A Canadian-led international clinical trial has found that post-menopausal survivors of early-stage breast cancer who took the drug letrozole after completing an initial five years of tamoxifen therapy had a significantly reduced risk of cancer recurrence compared to women taking a placebo. The results of the study appear in today's advance on-line edition of the New England Journal of Medicine.

The clinical trial has been halted early because of the positive results and researchers are notifying the 5,187 women worldwide who have participated in the study. Women on letrozole will continue taking the drug and those on the placebo can begin taking letrozole, if they wish.

"This very important advance in breast cancer treatment will improve the outlook for many thousands of women," said Andrew von Eschenbach, M.D., director of the National Cancer Institute which led the study in the United States. "This is one more example of the ability to interrupt the progression of a cancer using a drug that blocks a crucial metabolic pathway in the tumor cell."

Study researchers found that letrozole, when taken after five years of tamoxifen therapy, substantially increased the chance of remaining cancer free.
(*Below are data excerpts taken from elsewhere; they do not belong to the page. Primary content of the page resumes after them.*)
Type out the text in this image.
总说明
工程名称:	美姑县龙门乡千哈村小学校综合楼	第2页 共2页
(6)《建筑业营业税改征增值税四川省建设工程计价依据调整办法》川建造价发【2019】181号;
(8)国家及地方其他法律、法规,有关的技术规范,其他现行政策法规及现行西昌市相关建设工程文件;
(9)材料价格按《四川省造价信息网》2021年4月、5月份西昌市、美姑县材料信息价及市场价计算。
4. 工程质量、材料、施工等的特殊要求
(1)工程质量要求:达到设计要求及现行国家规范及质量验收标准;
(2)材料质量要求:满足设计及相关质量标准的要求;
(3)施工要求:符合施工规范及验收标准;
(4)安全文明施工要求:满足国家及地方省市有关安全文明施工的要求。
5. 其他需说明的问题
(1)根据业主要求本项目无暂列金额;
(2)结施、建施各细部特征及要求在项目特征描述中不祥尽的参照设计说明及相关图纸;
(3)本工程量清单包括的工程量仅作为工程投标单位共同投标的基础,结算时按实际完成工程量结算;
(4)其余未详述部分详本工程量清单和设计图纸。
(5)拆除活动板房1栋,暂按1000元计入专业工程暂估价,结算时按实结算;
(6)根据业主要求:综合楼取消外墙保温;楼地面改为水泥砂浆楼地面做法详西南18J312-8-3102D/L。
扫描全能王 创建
In total, 132 women taking the placebo had their disease recur compared to 75 on letrozole. Overall, letrozole reduced the risk of recurrence by 43 percent, so that after four years of participating in the trial, 13 percent of the women on the placebo, but only seven percent, of those on letrozole had recurred. Deaths from breast cancer were also reduced. Seventeen women taking the placebo died of breast cancer compared to nine taking letrozole.

While tamoxifen is widely used to prevent breast cancer recurrence in post-menopausal women, it stops being effective after five years because, researchers believe, tumours become resistant to it.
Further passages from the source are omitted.